Há 20 anos sem vacina, SC conquistou mercados

Estado vizinho tem o status de livre de febre aftosa sem vacinação

Pouco antes de o Rio Grande do Sul enfrentar o trauma do rifle sanitário que levou ao abate de milhares de bovinos no município de Joia, há 20 anos, o vizinho estado de Santa Catarina retirou a vacina contra aftosa em todo seu território. Anos depois, em 2007, se tornou o primeiro estado, isoladamente dentro de um País, considerado pela Organização Mundial de Saúde Animal (OIE) como zona livre de aftosa sem vacinação.

Desde então, nenhum caso foi registrado em solo catarinense e, a partir de 2013, aumentou o volume de exportações de suínos.

É que se espera que ocorra, em breve, no Rio Grande do Sul.
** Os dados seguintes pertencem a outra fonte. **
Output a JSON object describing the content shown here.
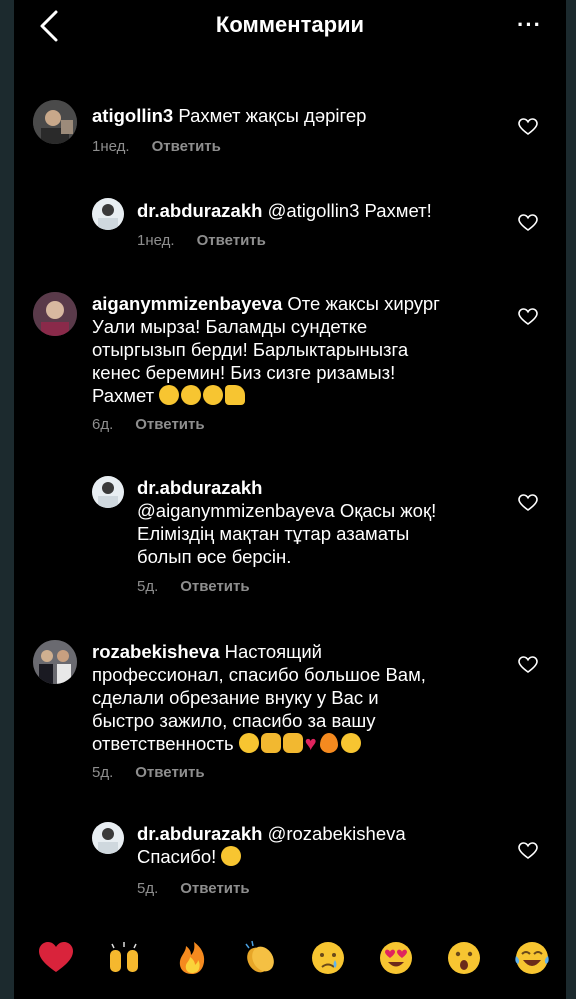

No ano 2000, Santa Catarina embarcava para o exterior apenas 74 mil toneladas de carne suína, volume que aumentou para quase 280 mil toneladas em 2005. Logo depois, as exportações desceram para um nível entre 140 mil e 200 mil toneladas anuais nos anos seguintes.
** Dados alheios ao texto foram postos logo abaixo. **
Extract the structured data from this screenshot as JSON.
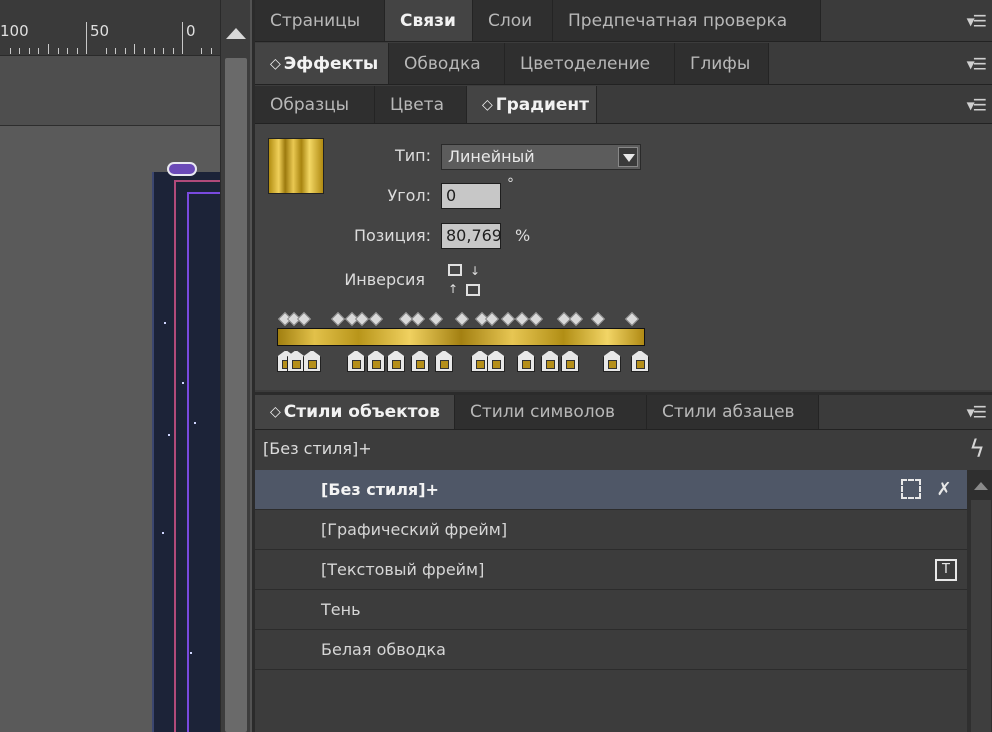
{
  "ruler": {
    "labels": [
      "100",
      "50",
      "0"
    ]
  },
  "panels": {
    "row1": {
      "tabs": [
        "Страницы",
        "Связи",
        "Слои",
        "Предпечатная проверка"
      ],
      "active": "Связи"
    },
    "row2": {
      "tabs": [
        "Эффекты",
        "Обводка",
        "Цветоделение",
        "Глифы"
      ],
      "active": "Эффекты"
    },
    "row3": {
      "tabs": [
        "Образцы",
        "Цвета",
        "Градиент"
      ],
      "active": "Градиент"
    }
  },
  "gradient": {
    "type_label": "Тип:",
    "type_value": "Линейный",
    "angle_label": "Угол:",
    "angle_value": "0",
    "degree_symbol": "°",
    "position_label": "Позиция:",
    "position_value": "80,769",
    "percent_symbol": "%",
    "reverse_label": "Инверсия",
    "swatch_color": "#d4b03a"
  },
  "object_styles": {
    "tabs": [
      "Стили объектов",
      "Стили символов",
      "Стили абзацев"
    ],
    "active": "Стили объектов",
    "current_style": "[Без стиля]+",
    "items": [
      {
        "label": "[Без стиля]+",
        "selected": true
      },
      {
        "label": "[Графический фрейм]",
        "selected": false
      },
      {
        "label": "[Текстовый фрейм]",
        "selected": false
      },
      {
        "label": "Тень",
        "selected": false
      },
      {
        "label": "Белая обводка",
        "selected": false
      }
    ]
  }
}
Em 2013, após um intenso trabalho de prospecção de novos mercados, tanto por parte do governo quanto das empresas, os embarques cresceram ano após ano, até atingir 416 mil toneladas de carne suína exportadas em 2019 – uma alta de 147% em seis anos. Hoje, os catarinenses lideram as exportações do produto.

O crescimento é duas vezes maior do que a média brasileira no período, de 47%, quando o País passou de 517 mil toneladas ao ano para 750 mil. O Rio Grande do Sul, neste mesmo espaço de tempo, pouco avançou: de 158 mil toneladas negociadas com o exterior em 2013 chegou a um pico de 200 mil toneladas em 2016 e caiu para 168 mil toneladas no ano passado.
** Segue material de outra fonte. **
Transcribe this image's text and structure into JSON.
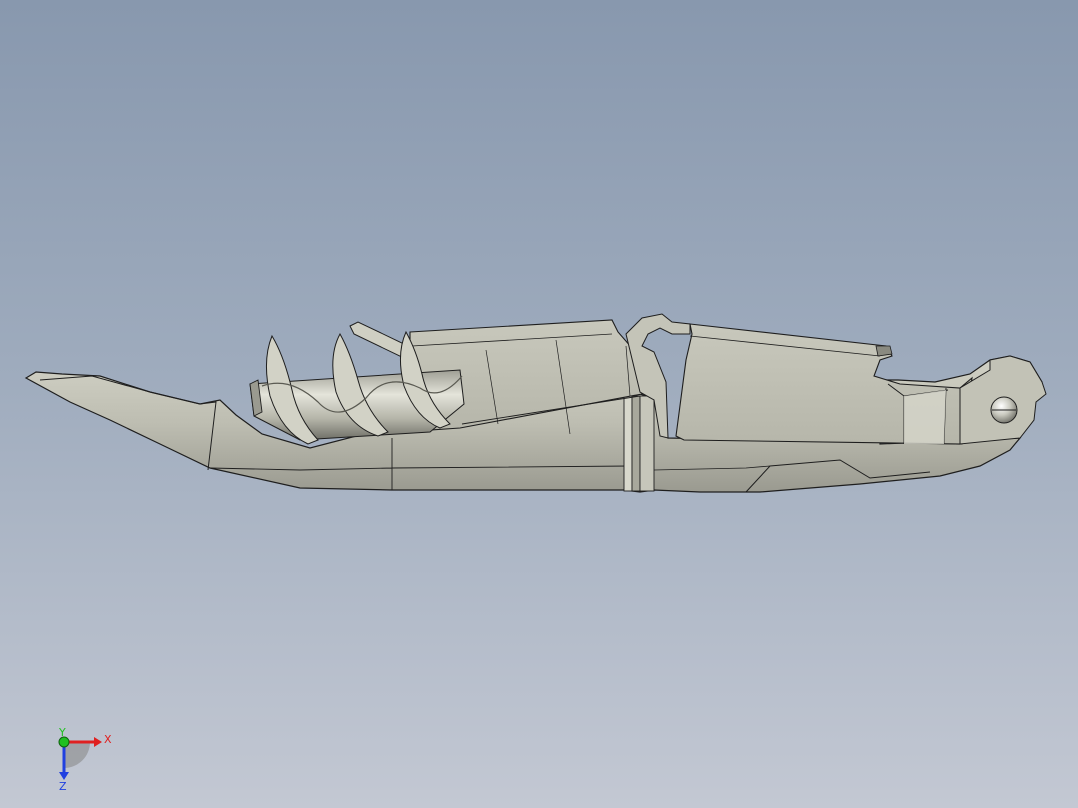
{
  "viewport": {
    "background_top": "#8898ae",
    "background_bottom": "#c3c8d3"
  },
  "model": {
    "name": "corkscrew-waiters-friend",
    "body_color": "#bfbfb3",
    "shadow_color": "#8c8c82",
    "edge_color": "#1e1e1e"
  },
  "triad": {
    "x_label": "X",
    "y_label": "Y",
    "z_label": "Z",
    "x_color": "#e02020",
    "y_color": "#20c020",
    "z_color": "#2040e0"
  }
}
Santa Catarina demorou cerca sete anos para obter a certificação da OIE, e mais seis até conquistar a confiança dos compradores internacionais de que era uma ilha segura contra a doença, mesmo sem vacinar, dentro um País da imensidão do Brasil. Depois de uma missão japonesa aos frigoríficos e campos catarinenses, especialmente, as vendas de carne suína deslancharam.

Presidente da Companhia Integrada de Desenvolvimento Agrícola de Santa Catarina (Cidasc), Luciane Surdi avalia que é o status sanitário diferenciado que as-segura aos frigoríficos locais uma vantagem competitiva importante ao agronegócio catarinense. "A certificação internacional contribuiu para que Santa Catarina se tornasse o maior exportador de carne suína, e o segundo maior de frango. E há demanda para a exportações de carne de gado, mas como o estado tem déficit – inclusive comprando boa parte do que consome de outros Estados – não se consegue atender a essa procura", explica Luciane.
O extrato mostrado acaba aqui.